Policjant udaremnił zamach terrorystyczny przy pomniku smoleńskim. Aresztował bałwana

Dwie dziewczyny postawiły przy pomniku smoleńskim śniegową figurkę przypominającą kaczkę. Pomnik jest pilnowany przez 24 godziny na dobę, więc interwencja Policji była oczekiwana. Nikt jednak nie spodziewał się aż tak nadgorliwego funkcjonariusza.

Zachowanie młodych ludzi ustawiających niewielkiej rozmiaru figurkę ze śniegu przypominającą kaczkę wywołało ostrą reakcję mocno nadgorliwego funkcjonariusza. Niczym bohaterka serialu “Alo , Alo” powtarzał, że nie będzie powtarzać. Domagał się natychmiastowego wykonanie jego polecenia usunięcia figurki śniegowej. Argument jaki przedstawiał rozbawił mnie jeszcze bardziej niż cytowany serial “Alo, Alo” w najlepszych jego fragmentach. Ta niewielka ilość śniegu zdaniem funkcjonariusza stanowiła zagrożenie terrorystyczne !!!

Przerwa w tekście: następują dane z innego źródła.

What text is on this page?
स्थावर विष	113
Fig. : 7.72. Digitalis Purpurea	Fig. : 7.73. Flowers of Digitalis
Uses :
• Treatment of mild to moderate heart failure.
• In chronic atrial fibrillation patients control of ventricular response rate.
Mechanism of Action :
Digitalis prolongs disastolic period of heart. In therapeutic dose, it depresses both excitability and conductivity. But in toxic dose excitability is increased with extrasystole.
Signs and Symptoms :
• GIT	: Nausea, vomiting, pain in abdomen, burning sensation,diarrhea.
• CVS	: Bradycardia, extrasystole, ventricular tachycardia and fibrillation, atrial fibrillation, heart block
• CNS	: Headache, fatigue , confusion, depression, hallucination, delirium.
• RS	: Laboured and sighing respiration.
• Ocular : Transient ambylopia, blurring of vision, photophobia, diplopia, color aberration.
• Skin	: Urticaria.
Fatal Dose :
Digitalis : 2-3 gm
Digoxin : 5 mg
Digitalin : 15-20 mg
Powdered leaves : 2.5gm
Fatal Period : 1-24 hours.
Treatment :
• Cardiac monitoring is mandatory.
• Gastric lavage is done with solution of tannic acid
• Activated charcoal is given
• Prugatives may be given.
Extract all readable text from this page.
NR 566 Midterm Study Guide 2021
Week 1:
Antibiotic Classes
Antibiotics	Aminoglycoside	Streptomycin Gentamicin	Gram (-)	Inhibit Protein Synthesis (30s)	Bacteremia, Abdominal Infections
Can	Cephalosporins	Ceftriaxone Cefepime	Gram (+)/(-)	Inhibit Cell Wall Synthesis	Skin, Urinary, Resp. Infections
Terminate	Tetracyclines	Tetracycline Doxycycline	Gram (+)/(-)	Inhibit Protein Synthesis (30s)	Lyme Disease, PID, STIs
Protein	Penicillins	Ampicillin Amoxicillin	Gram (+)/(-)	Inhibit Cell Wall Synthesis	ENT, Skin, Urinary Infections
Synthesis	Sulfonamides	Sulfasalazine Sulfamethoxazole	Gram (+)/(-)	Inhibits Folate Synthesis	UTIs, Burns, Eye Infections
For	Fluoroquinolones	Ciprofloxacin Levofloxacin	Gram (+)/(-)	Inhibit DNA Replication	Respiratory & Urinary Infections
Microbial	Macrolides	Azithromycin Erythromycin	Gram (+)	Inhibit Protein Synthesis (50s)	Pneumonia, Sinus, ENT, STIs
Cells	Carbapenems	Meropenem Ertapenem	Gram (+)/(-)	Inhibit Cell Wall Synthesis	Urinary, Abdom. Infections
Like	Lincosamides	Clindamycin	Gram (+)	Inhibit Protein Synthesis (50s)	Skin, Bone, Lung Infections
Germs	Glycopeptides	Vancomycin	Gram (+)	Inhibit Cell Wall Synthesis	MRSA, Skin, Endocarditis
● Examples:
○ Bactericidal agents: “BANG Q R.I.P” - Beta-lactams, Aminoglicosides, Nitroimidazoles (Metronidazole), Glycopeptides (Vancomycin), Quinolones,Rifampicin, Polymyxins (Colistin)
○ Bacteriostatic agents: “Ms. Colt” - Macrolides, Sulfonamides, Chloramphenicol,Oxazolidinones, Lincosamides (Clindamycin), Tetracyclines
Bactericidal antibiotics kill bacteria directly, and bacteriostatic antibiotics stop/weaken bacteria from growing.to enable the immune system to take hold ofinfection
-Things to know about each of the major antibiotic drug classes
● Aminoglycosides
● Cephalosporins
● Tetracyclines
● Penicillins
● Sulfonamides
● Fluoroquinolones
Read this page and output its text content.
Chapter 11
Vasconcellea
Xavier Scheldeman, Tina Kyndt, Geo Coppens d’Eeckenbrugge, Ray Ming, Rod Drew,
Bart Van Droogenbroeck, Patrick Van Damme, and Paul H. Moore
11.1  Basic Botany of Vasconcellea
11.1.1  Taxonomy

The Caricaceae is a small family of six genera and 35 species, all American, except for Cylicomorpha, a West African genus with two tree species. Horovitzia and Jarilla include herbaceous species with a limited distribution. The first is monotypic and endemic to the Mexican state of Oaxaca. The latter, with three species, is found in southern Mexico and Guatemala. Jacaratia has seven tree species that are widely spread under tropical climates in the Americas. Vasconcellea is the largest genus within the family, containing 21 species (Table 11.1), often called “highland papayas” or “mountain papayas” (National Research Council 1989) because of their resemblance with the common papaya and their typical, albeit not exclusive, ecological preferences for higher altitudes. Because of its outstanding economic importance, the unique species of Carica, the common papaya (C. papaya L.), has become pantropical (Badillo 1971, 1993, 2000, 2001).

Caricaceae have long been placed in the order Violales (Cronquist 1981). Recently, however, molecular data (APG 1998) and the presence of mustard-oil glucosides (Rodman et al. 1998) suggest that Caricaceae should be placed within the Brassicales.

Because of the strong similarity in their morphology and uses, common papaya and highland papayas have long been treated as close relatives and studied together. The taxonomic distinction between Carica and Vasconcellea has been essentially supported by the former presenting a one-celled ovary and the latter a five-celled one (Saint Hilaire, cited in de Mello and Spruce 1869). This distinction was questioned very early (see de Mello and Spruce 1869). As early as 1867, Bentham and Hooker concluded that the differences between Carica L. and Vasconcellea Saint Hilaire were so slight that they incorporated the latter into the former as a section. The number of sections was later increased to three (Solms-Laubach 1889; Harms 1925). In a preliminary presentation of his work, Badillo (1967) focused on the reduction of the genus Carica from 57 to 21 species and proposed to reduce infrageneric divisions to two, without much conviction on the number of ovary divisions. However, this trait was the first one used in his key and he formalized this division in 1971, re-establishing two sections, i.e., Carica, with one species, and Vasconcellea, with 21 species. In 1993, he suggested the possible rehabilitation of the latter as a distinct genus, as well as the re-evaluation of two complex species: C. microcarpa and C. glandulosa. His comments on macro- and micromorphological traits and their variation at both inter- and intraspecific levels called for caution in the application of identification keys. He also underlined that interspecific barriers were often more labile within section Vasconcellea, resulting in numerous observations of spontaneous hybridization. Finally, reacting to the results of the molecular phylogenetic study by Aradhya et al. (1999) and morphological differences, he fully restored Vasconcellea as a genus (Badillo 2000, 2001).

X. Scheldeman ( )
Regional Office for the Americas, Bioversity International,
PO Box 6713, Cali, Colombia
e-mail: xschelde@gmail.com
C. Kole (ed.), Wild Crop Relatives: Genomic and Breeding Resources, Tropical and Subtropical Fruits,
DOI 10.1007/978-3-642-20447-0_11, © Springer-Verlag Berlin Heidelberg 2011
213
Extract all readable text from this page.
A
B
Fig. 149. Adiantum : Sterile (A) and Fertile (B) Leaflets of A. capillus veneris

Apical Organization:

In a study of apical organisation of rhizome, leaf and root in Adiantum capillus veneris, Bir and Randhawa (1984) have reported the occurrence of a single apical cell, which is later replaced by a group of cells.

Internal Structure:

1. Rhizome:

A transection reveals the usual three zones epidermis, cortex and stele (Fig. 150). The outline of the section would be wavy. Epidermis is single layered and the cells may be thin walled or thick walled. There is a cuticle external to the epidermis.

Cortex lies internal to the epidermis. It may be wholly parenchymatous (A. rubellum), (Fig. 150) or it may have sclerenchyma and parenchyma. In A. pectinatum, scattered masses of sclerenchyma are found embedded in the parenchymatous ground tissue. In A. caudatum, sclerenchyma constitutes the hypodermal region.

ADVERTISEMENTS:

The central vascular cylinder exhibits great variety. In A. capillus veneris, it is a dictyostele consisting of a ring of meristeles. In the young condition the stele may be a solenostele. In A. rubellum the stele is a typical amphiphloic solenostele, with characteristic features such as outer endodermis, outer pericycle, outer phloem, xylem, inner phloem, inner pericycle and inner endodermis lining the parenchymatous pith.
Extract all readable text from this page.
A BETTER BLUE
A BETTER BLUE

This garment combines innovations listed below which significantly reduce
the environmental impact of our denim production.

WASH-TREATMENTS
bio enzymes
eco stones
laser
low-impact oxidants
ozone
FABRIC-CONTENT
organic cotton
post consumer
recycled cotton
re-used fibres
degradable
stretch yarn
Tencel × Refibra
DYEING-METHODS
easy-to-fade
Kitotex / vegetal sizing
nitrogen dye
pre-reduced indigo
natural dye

Z wybuchu bomby został wybuch śmiechu z polskiej policji

  • To jest zagrożenie terrorystyczne – stwierdził z cała powagą policjant.
    • Młode osoby wybuchły śmiechem, i próbując się powstrzymać dopytały –
  • Zagrożenie terrorystyczne? Widział Pan jak robiłyśmy bałwana ze śniegu.
  • Dobrze, zabierze Pani ?
  • Ale dlaczego to jest śnieg ! – odparły dziewczyny

Policjant stanowczo i niezbyt miło dał do zrozumienia, że wyciągnie konsekwencje jeżeli jego polecenie nie zostanie wykonane, przy czym wskazał miejsce gdzie można przenieść tą figurkę ze śniegu.

Jedna z autorek tej kontrowersyjnej rzeźby dopytała funkcjonariusza czy tam nie będzie stanowił zagrożenia terrostycznego?

Proszem paniom wyraziłem się jasno – odpowiedział policjant niezbyt piękną polszczyzną

Obejrzyjcie koniecznie co było dalej

Nie wiemy co było dalej, czy policjant wezwał posiłki, czy dowody zostały zabezpieczone i przewiezione w odpowiednie zimne miejsce. Rzecznik prasowy Policji milczy w tej sprawie.